Could the "Science of Math" end the achievement plateau?
There are a lot of problems with math (= dad joke).
In the 2019-2020 school year, the “Science of Reading” was all the rage before Covid flipped the world upside down, taking education with it. If you’re unfamiliar with the “Science of Reading” and/or haven’t yet listened to Emily Hanford’s “Hard Words” podcast, do yourself a favor.
Hanford’s reporting and engaging podcast started a movement among reading wonks that gained even more support from parents and education advocates: teach kids to read using a more scientific and proven approach — the “Science of Reading.” Some of those reading wonks, myself included, had for years been futilely beating the drum of a better approach to teaching foundational literacy skills.
Now I’m wondering if we’re not in desperate need for a similar movement in math.
Why? In Philadelphia, around 36% of students score proficient on the state reading test. In math, it’s just 21%. Literacy is certainly the key to unlocking proficiency in many subjects, math included. But numbers are the language of science, technology, and engineering. I’m neither an expert in math, nor an expert math teacher, and I’m barely scratching the surface of a complex issue. But I do know that outcomes as poor as those I just referenced mean something is likely broken in the way we’re teaching math.
It’s important to distinguish between math and arithmetic. The former is a broad term that captures many disciplines like geometry, algebra, statistics, etc. The latter is what I’m mostly focused on and most similar to what the “Science of Reading” movement targeted — phonics. It’s sometimes referred to as numeracy, though numeracy’s definition continues to evolve and likely encompasses a much broader understand of math. Arithmetic focuses more explicitly on understanding of how numbers work, along with an understanding of the four basic operations.
In my role prior to being a principal, I worked as the literacy director for a small (now defunct) charter network, where I visited dozens of K-2 classrooms in which teachers were improperly teaching foundational reading skills (I’m not faulting the teachers here — many were woefully underprepared by colleges and certification programs). They’d do a letter a week, prioritize letter names instead of sounds, and encourage students to use the pictures in a text to figure out the words. Unsurprisingly, students would enter third grade and being wholly unprepared to actually read words off the page.
We (the charter network and public ed at large) missed this trend because for years we relied too heavily on state reading comprehension tests, which often begin in 3rd grade and can tell us when students don’t understand what they’re reading. This led to lots of reading-comprehension-focused teacher development. Problematically, though, this obscured the fundamental reason that many students struggled with comprehension — they couldn’t read the words on the page.
(Quick primer on reading: decoding + language comprehension = reading comprehension. In other words, one has to be able to read the words and understand their individual and collective meaning in order to comprehend a text. You might be able to decode words in another language, but if you don’t know their meaning, you aren’t comprehending.)

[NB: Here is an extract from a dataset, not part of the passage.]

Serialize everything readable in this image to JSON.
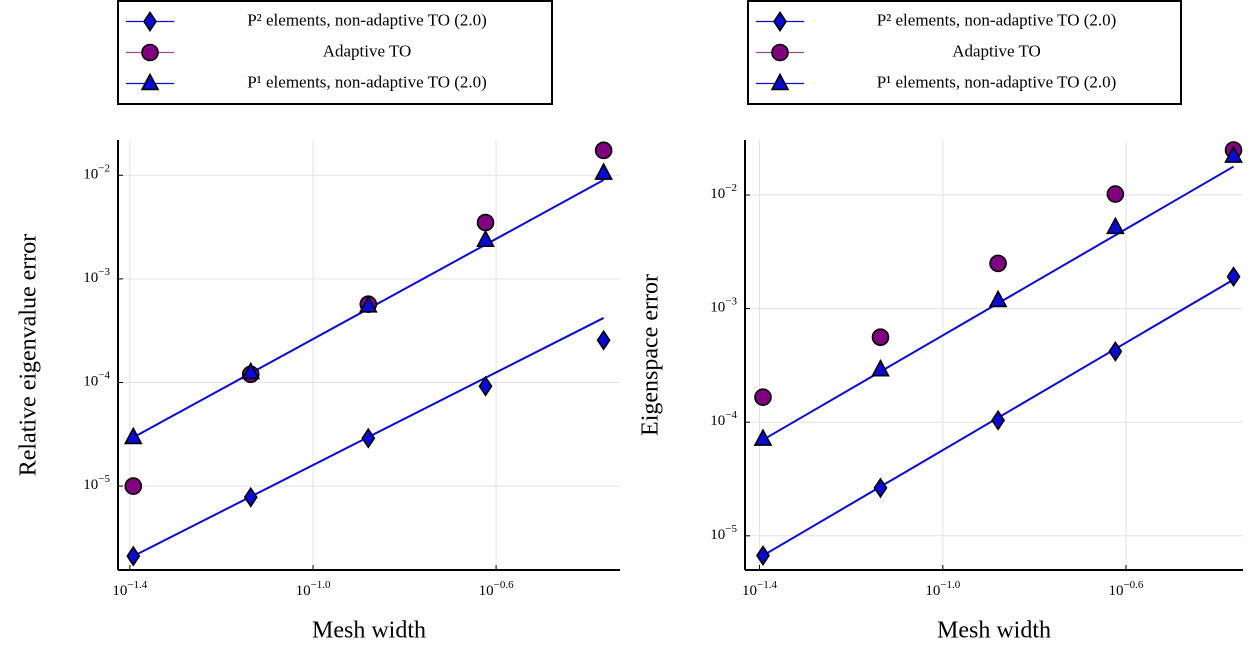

It took the widespread adoption of oral reading assessments for teachers and school leaders to better see the high correlation between a student’s ability to read words accurately and at an appropriate — and their overall reading comprehension.
In math (arithmetic), I worry that we’re behind our progress in reading, relying too heavily on students’ performance in high-stakes tests that assess general math achievement, and then designing curriculum and teacher development accordingly.
Specifically, I worry that we move students too quickly to abstract mathematical thinking without having developed a deep, concrete understanding of how numbers and basic operations work. This is the mathematical analog of rushing students past phonics and phonemic awareness and onto reading comprehension.
I see this all the time in classrooms. Students in kindergarten, first, and second grade labor in math workbooks. They’ll circle seven kittens to represent the symbol “7,” instead of repeatedly using objects to orally count to seven, or write out 6 hash marks and 3 has marks to represent 6+3=9. In upper grades, “number talks” might ask students to orally explain various ways to create the number “453.” I worry these are math analog of doing a letter a day or telling students to use picture clues to decode a word.
Years ago, I spent two summers training as a Montessori teacher at the Houston Montessori Center. “Concrete to abstract” was the guiding principle of Montessori math (arithmetic, really) instruction. Students spent lots of time with counting beads and a multiplication and division board before ever solving a worksheet. As a result, Montessori teachers are immersed in these lessons during their training. I did well in math throughout my own K-12 experience. And still I was floored as an adult during Montessori training one day when the teacher held up a cube and made me use my finger to count the beads that formed its length, width, and height. “Each side of the cube is equal, right?” she asked. I nodded. “That’s why when we ‘cube’ a number, we multiply it by itself three times.”
Thanks for reading. Have a great weekend.